ABSTRACT

A bottom-up parser verifies the syntax of a tokenized source program by constructing the parse tree for this program in a left-to-right and bottom-up way. That is, it reads the input string representing the tokenized program from left to right and works up towards the root of the parse tree. To put it in terms of derivations, it builds up the rightmost derivation of the input string in reverse so it starts from the string and proceeds towards the start symbol. Each step of this parsing process represents a shift or a reduction. The former consists in shifting the current input symbol onto the pushdown. During a reduction, the parser selects a handle⎯that is, an occurrence of the right-hand side of a rule in the current sentential form, and after this selection, it reduces the handle to the rule’s left-hand side so that this reduction, viewed in reverse, represents a rightmost derivation step. If the parser always precisely determines how to make each step during this bottom-up parsing process, then it works deterministically, and the deterministic bottom-up parsers obviously fulfill a key role in practice. In this chapter, we discuss two fundamental deterministic bottom-up parsing methods.

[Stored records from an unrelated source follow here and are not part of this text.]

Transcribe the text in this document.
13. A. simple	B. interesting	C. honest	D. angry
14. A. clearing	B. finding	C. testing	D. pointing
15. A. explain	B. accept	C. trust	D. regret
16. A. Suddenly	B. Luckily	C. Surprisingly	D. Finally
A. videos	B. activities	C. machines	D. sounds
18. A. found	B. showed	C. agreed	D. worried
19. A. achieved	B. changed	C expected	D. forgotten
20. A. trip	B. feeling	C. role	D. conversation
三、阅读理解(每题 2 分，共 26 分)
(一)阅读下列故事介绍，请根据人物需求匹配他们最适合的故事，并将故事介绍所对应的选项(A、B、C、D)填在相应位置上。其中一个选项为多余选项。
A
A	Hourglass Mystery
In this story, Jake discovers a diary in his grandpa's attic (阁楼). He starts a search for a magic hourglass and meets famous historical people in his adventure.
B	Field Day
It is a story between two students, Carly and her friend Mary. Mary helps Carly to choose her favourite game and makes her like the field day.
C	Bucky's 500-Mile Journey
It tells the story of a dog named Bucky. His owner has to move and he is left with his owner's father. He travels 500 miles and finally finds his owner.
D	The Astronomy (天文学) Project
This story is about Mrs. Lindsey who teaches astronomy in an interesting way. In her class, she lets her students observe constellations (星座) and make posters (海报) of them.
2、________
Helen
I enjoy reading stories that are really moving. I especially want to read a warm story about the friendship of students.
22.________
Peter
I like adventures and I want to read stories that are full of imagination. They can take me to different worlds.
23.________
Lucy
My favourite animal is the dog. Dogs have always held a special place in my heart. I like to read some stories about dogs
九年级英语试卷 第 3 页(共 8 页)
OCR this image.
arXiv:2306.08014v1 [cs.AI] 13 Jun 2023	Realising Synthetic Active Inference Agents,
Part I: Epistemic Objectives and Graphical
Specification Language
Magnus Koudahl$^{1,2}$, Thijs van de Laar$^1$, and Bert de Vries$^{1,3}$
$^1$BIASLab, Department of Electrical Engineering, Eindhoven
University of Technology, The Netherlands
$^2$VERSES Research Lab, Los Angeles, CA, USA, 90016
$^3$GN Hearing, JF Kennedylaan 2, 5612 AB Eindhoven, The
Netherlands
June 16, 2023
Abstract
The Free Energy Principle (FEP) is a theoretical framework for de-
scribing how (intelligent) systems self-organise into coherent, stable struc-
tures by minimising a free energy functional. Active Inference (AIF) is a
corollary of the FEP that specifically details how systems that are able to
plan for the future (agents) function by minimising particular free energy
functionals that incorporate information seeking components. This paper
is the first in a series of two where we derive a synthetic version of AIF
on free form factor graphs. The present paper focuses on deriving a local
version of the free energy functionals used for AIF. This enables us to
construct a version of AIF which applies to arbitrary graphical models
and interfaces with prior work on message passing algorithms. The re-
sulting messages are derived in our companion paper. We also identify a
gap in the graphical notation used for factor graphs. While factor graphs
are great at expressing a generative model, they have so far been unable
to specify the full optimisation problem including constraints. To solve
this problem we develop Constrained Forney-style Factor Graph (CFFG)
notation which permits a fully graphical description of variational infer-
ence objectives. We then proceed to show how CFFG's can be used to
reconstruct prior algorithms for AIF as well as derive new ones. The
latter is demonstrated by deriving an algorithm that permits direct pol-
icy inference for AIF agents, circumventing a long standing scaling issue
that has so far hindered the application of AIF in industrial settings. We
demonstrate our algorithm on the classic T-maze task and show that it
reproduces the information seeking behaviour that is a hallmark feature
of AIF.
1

First, we describe precedence parsing, which is a popular deterministic bottom-up parsing method for expressions whose operators and their priorities actually control the parsing process. Then, we describe LR parsing, where L stands for a left-to-right scan of the input string and R stands for a rightmost derivation constructed by the parser. LR parsers are as powerful as the deterministic pushdown automata, so they represent the strongest possible parsers that work in a deterministic way. That is probably why they are so often implemented in reality, and we discuss them in detail later in this chapter.